Incidentally, if my long-held theory is true (that William Hague is Margaret Thatcher's love child) this would mean that young Leo has Thatcher's blood in his veins. I do not usually prescribe to conspiracy theories, but in this case I feel compelled to warn somebody — but who?

Tuesday, May 30

Pandora is in the constituency tomorrow. She is the guest of honour at the closing-down ceremony at St Barnabas' Library. The barbecue in the library car park starts at 6.30pm. I may take the boys. I will also voice my fears to Pandora about the right-wing blood alliance of Blair, Hague and Thatcher.

Wednesday, May 31

It was a painful sight to see hardbacks being used to fuel the cooking of WhoppaBurgers and Buy A Big Boy Hot Dog. The newly retired librarian, Mrs Froggatt, threw a few Barbara Cartlands on to the barbecue when the heat died down. They flared up with an eerie, pink glow. I managed to save some PG Wodehouses and William Browns from the flames, but there was nothing I could do for the others. Glenn couldn't watch. "It ain't right, Dad," he said. Underneath his rough exterior, he is quite a sensitive lad.

Pandora turned up at 7pm and made a speech saying that libraries are now redundant due to the growth of the internet.

One old man in the crowd shouted: "I can't afford to go on-line on 75p a week!"

I tried to talk to Pandora about my suspicions regarding Leo Blair, but she was in a hurry to get away, having realised that being photographed in front of a pyre of books was a potential public-relations disaster.

Thursday, June 1

Mrs Wormington is well enough to come out of hospital. Her son, Ted, turned up out of the blue and tried to persuade her to go into a nursing home. I was visiting her at the time with Glenn and William. She hadn't seen Ted for 21 years, because of a row about a clock. She was adamant that she wanted to return to her own home.

Ted said: "You're being daft, Mam. You can't live on your own at the age of 95. If you won't go into a nursing home, you'll have to come and live with me and Eunice."

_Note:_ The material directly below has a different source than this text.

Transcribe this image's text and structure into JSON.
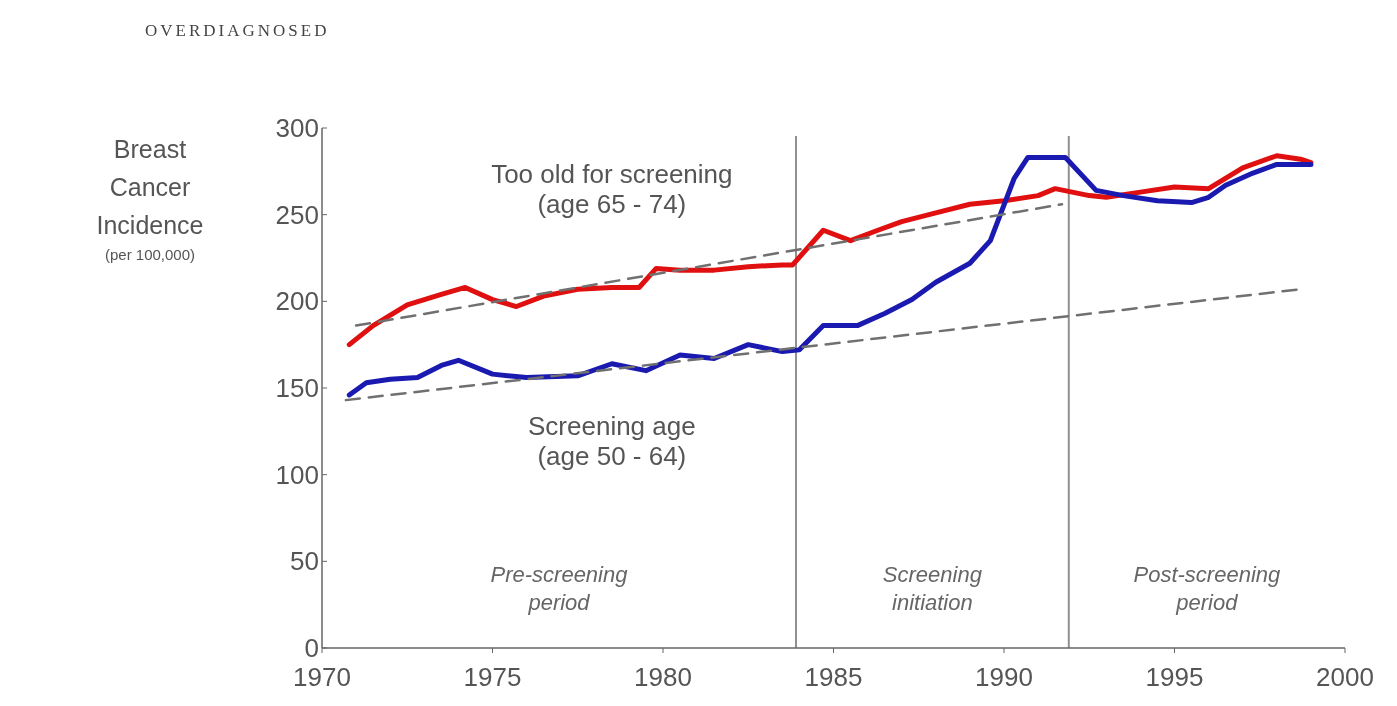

A look of horror passed over her multi-wrinkled face. While Ted went to telephone Eunice, Mrs Wormington clutched at my sleeve. She said, "Don't let him take me to live with him and Eunice. I'll be dead in a week. That Eunice is a miserable bugger — she's never been known to crack her face." When Ted came back, he said that Eunice was still resentful about the clock. Glenn announced, "It's alright, she's comin' 'ome with us." I could easily have killed him.

Friday, June 2

Mrs Wormington has been slagging off the Queen Mother. "She's never done a hand's turn in her life," she said. "No wonder she's always smilin'." She moves in with us tomorrow. The adult Pampers delivery service has been alerted.